Five Asian countries could join China as targets for the H7N9 bird flu virus that has claimed about a hundred lives since it erupted in March 2013, scientists said Tuesday.

Parts of Bangladesh, India, Indonesia, the Philippines and Vietnam are at risk because, like China, they have live bird markets in densely-populated areas, the team said.

Places potentially at risk include urban centres on the coast of east and southeast China where H7N9 has not been reported; parts of the Bengal regions of Bangladesh and India; Vietnam's Red River and Mekong deltas; and isolated areas of Indonesia and the Philippines.

A map published in the journal Nature Communications, seeks to provide watchdogs with a tool to identify H7N9's possible flare points.

H7N9 is the second bird virus alongside H5N1 to have emerged in recent years through live markets, where traders and shoppers come in close contact with infected chickens and ducks.

H5N1 is far more dangerous for humans than H7N9 but its spread through birds is more easily detectable, as poultry usually show signs of being sick from it.

H7N9 can be asymptomatic in birds, meaning the animals may show no sign of illness.

"The slow geographical expansion of the reported H7N9 cases in the central and southern provinces of China indicates that despite remarkably strict control efforts, H7N9 is difficult to contain along poultry market chains," the study warned.

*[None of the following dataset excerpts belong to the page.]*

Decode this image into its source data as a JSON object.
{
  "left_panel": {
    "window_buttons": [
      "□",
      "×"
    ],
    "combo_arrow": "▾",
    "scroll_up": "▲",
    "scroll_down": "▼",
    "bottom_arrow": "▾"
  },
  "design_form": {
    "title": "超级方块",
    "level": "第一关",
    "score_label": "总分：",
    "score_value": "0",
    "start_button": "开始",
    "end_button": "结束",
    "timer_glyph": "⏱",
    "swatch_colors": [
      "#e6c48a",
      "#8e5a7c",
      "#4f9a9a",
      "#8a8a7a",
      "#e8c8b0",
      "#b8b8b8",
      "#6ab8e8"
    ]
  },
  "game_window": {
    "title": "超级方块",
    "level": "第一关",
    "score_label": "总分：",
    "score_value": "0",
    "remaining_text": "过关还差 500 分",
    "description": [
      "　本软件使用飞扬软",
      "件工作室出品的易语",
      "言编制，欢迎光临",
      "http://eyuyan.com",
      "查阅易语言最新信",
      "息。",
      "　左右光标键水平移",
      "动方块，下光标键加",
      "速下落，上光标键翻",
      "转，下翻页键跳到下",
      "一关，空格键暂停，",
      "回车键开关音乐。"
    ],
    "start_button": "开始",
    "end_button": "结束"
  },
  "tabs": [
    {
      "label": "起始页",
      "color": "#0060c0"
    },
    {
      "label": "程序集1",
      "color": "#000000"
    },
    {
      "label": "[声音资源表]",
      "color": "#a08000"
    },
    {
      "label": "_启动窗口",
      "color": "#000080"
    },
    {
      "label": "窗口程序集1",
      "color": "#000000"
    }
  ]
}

It "may spread beyond the distribution indicated by the human cases which have thus far been reported."

The study was led by scientists at the Free University of Brussels, the International Livestock Research Institute, Oxford University and the Chinese Centre for Disease Control and Prevention.

Looking at the evidence from northeastern China, where chicken production is intensive, the researchers said industrial-scale farms were unlikely to have played a significant role in spreading H7N9 there.

This backs previous research that smaller farms, where domestic fowl are likelier to come into contact with wild birds, and trading in infected poultry at local markets were major channels for spreading the virus.

H7N9 initially ignited fears that it could mutate to become easily transmissible between people, which might lead to a global pandemic.

But Chinese officials and the World Health Organisation (WHO) say there is no evidence of sustained human-to-human transmission, despite sporadic cases among members of the same family.